Day #18 : The Bonferroni Correction – 365 DoA
By now we are masters of statistics… right? Okay, not really, but we are getting there. So far we’ve covered two types of errors, type 1 which you can read about here, and type 2 which you can read about here. Armed with this new knowledge we can break into a way to correct for type 1 errors that come about from multiple comparisons. Sound confusing? Well, not for long, let’s break it down and talk Bonferroni.*
As we previously mentioned type 1 errors are our “dog alarm” errors, or false positives. If we’ve made a type 1 error we found significance in our observed value when there really wasn’t any.

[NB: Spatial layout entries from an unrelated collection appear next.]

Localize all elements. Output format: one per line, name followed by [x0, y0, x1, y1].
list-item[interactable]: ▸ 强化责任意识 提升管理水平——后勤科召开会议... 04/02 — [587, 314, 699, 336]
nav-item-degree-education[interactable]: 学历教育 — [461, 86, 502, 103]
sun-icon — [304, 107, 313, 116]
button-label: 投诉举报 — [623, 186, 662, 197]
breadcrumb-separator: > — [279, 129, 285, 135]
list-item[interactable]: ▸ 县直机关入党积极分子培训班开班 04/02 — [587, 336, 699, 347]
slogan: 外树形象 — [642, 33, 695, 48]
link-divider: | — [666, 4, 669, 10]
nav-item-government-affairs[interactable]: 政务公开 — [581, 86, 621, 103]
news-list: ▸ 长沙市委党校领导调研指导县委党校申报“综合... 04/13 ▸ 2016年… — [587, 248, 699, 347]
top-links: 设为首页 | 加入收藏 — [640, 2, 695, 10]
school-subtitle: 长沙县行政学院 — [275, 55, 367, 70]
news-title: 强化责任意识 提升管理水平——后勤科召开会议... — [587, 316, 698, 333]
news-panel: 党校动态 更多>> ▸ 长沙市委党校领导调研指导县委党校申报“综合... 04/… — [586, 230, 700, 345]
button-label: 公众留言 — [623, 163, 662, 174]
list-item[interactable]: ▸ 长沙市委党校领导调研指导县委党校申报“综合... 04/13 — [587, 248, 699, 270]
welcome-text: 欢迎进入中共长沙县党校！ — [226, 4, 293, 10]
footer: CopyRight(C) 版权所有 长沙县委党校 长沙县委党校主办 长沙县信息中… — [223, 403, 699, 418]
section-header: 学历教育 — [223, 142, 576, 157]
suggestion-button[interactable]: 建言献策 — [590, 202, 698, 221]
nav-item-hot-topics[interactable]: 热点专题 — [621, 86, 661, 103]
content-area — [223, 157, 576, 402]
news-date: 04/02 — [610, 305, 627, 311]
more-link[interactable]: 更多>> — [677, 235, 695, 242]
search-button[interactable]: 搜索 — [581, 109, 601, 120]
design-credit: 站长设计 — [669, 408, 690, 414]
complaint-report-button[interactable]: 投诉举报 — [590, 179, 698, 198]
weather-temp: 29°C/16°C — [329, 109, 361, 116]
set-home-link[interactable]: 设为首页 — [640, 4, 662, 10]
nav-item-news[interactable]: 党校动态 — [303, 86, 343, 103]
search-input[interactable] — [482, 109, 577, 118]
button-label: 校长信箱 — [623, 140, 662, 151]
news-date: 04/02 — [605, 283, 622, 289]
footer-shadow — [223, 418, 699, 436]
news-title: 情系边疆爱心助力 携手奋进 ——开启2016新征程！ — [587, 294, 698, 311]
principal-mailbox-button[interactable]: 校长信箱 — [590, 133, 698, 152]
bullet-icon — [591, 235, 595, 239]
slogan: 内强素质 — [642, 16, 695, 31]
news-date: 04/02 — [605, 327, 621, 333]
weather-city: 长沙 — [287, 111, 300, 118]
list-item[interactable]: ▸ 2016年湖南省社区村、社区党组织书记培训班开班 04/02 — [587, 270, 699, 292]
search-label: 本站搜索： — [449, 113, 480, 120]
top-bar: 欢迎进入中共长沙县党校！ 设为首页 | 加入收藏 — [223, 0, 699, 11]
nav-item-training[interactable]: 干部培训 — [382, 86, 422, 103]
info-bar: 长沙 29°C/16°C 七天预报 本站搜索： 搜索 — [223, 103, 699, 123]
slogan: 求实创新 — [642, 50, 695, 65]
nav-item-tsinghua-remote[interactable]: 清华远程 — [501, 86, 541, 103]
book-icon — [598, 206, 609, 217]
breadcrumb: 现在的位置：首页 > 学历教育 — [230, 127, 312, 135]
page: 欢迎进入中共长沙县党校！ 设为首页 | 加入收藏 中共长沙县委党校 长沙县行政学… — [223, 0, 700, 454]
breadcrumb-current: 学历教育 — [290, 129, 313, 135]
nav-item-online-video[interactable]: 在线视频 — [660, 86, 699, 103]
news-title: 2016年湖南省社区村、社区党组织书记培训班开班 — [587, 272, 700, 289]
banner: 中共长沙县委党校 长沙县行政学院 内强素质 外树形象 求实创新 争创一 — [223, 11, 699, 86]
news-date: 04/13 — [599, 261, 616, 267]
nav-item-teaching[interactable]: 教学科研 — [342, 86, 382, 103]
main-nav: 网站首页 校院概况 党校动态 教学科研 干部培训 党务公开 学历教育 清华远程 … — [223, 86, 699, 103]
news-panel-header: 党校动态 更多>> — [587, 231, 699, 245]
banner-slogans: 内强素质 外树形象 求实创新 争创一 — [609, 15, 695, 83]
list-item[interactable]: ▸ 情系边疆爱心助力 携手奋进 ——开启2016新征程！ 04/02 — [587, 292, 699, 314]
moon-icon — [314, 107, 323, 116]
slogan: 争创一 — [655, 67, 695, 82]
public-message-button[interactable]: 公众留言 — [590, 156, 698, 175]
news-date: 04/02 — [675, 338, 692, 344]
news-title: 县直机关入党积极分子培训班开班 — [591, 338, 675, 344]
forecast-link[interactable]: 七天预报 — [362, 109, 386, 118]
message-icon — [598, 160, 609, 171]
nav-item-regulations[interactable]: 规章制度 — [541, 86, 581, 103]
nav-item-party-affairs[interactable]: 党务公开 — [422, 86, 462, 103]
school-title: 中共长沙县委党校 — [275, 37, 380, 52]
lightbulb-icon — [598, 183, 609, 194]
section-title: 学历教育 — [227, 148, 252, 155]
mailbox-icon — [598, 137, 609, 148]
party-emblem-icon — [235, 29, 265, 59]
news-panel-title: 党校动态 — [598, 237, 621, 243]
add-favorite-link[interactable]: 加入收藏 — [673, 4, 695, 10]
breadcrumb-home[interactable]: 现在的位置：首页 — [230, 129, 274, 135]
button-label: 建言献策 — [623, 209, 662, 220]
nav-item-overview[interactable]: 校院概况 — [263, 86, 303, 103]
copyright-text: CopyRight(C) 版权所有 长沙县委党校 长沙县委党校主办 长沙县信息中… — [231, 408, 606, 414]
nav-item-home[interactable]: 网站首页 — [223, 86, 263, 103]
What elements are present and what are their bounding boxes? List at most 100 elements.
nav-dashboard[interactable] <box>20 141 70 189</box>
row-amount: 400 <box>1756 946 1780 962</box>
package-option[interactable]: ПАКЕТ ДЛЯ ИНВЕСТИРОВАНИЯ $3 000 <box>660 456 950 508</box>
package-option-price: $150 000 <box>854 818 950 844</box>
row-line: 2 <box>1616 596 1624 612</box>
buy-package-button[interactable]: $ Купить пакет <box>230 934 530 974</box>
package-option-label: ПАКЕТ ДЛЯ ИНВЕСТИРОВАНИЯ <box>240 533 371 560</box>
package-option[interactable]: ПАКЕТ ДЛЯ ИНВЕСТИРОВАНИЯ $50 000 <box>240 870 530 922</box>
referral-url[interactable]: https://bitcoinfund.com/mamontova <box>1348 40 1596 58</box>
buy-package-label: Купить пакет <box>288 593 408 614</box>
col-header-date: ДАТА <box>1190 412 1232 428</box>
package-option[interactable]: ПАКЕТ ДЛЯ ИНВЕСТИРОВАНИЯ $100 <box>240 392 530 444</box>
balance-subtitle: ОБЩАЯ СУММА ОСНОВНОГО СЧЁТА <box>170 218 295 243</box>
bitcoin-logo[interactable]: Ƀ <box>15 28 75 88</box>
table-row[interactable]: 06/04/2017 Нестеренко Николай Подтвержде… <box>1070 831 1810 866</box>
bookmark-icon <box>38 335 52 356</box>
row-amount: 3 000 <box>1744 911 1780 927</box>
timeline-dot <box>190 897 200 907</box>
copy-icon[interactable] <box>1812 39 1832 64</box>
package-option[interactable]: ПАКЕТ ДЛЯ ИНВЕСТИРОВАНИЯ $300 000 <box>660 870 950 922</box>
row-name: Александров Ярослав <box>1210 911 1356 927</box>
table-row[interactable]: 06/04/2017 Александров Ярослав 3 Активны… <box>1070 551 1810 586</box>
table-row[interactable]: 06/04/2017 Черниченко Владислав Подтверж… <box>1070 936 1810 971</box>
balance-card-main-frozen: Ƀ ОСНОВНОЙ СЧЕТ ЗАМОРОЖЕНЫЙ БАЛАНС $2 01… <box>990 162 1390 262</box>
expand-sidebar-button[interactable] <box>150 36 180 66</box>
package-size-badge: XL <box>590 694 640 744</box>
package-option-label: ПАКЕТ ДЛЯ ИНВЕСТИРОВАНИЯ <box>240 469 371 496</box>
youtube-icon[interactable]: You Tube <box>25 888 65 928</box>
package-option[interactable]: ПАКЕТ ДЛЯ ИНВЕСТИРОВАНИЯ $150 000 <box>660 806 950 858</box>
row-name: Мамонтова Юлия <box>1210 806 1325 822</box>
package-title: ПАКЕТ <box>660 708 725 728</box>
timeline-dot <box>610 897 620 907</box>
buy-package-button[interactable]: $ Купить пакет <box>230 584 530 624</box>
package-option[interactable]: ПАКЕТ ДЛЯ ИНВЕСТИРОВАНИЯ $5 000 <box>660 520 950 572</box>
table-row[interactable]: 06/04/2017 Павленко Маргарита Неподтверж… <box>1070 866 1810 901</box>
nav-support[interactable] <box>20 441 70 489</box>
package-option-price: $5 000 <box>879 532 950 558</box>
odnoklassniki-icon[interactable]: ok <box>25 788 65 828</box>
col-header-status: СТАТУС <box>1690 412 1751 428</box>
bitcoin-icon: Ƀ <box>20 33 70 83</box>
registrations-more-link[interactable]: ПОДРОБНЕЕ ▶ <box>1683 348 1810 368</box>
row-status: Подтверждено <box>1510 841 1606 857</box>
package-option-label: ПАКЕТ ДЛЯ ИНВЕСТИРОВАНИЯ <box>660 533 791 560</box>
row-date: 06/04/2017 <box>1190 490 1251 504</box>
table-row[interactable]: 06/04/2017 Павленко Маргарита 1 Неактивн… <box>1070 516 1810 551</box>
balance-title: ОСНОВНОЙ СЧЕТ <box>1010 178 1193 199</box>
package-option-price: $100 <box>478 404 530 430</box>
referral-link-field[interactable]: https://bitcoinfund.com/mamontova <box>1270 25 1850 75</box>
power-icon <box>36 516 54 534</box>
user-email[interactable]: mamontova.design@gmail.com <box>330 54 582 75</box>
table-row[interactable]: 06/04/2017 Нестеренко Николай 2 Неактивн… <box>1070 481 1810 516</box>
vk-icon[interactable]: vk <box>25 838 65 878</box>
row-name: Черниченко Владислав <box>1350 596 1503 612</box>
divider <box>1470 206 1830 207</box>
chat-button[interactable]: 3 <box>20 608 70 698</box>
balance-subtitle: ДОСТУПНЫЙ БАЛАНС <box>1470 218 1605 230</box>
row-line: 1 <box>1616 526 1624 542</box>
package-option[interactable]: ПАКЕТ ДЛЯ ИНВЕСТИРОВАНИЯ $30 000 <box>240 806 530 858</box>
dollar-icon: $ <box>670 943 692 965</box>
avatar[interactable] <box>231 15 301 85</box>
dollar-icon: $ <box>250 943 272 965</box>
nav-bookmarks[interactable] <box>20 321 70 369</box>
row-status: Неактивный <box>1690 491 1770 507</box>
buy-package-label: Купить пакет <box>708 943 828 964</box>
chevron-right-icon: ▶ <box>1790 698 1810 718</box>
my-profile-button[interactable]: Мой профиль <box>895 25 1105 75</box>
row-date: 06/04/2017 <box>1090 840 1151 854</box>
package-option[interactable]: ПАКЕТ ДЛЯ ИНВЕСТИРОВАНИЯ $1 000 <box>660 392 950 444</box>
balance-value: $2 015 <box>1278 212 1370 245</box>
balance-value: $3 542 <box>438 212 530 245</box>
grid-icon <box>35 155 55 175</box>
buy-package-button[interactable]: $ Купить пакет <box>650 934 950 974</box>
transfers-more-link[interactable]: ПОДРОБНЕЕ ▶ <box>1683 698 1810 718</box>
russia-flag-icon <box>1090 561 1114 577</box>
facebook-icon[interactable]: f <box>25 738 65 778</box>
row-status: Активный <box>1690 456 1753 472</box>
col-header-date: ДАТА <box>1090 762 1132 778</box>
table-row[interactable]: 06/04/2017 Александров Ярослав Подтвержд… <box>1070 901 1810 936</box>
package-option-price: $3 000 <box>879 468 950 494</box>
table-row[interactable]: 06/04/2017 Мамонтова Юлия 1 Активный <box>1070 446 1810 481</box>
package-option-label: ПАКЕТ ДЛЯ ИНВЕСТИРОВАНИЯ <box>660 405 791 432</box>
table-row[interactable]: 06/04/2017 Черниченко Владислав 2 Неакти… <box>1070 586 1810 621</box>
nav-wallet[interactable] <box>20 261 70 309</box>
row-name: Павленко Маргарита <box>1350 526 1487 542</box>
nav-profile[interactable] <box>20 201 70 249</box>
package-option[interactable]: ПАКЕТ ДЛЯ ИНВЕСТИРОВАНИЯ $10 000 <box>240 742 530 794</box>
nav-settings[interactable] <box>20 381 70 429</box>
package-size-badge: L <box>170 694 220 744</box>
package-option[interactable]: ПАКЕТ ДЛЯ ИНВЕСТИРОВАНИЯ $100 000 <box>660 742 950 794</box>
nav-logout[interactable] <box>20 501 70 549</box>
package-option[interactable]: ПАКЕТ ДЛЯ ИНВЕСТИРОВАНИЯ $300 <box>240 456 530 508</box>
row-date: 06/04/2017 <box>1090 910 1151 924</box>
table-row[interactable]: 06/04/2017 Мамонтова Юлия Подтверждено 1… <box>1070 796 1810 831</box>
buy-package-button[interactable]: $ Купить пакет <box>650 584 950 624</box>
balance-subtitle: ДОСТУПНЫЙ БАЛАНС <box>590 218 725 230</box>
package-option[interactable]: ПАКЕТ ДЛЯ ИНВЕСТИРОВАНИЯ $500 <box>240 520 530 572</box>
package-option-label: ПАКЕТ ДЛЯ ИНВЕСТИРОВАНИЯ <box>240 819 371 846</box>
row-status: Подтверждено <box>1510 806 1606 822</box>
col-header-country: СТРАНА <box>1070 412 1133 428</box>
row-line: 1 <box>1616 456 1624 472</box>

We discussed one possible way this could happen, if we reduced our threshold for what we considered significant. However, just like any good error there is more than one way to make it!
When we are computing statistics, we sometimes make what is called multiple comparisons. I’ll give an example first. Say we perform an experiment testing memory, so we give our subjects five different memory tests. We are now making something called multiple comparisons. Because we are testing one thing (memory) by five different methods. When we collect this data, we now have 5 different ways to have something be significant, this raises our chances that we will end up with a false positive because we’ve increased the chance that one of our tests will have an outlier result (IE they did better on one test by chance).
This led to the creation of the Bonferroni correction method. It’s a simple ways to control for multiple comparisons, but it does have it’s limitations. As with almost all the things we’ve covered, this method is named after the person who came up with it, Carlo Emilio Bonferroni.
In normal hypothesis testing we will set our confidence level at ~5%, that is to say that we are 95% sure that our result, if significant is not an error. This gives us a p-value of 0.05, but when we do multiple comparisons, we should adjust this and thus we use Bonferroni’s method. Using our memory testing example, we have 5 tests all checking memory, so Bonferroni says that our corrected confidence level is actually
P(significant result) = 1-(1-0.05)^5 = 0.2262190625
Which says that the probability of finding a significant result with a p-value set at 0.05 and using 5 comparisons gives us a corrected p-value of 0.226 or a 22.6% chance of making a type 1 error. This is just for five comparisons, if we instead had ten tests, this number would jump to p-value = 0.401 or 40.1% chance of making a type 1 error. At twenty tests, we would have a p-value = 0.641 or a 64.1% chance of making a type 1 error. So you can see that as we increase the number of tests we do, unless we adjust our confidence level, we are more and more likely to make a type 1 error. Fear not fellow stats person, Bonferroni came to the rescue with the Bonferroni-corrected p-value. This is easy to find too, it is just:
Bonferroni-corrected p-value = α/n
where α is the original p-value (in our example we used 0.05) and n is the number of tests being performed (again in our example we had 5 tests). So if we plug in our values of α = 0.05 and n = 5 we see that in order to correct for our multiple comparisons we need to have a p-value = 0.01. On the extreme end, if we have 20 tests our p-value would now be p-value = 0.0025.
For some of you who are more experienced, you may already see the limitation, it is possible to have hundreds if not thousands of multiple comparisons and that would make the corrected p-value incredibly low, almost impossible to find significance low. Thankfully there are other methods that have their own strengths and weaknesses, like the Tukey method, or the Holm-Bonferroni method. Maybe we can break into some of those in another post, I’m not sure what we’re talking about tomorrow to be honest. That’s it for now though!
Until next time, don’t stop learning!
*As usual, I make no claim to the accuracy of this information, some of it might be wrong. I’m learning, which is why I’m writing these posts and if you’re reading this then I am assuming you are trying to learn too. My plea to yu is this, if you see something that is not correct, or if you want to expand on something, do it. Let’s learn together!!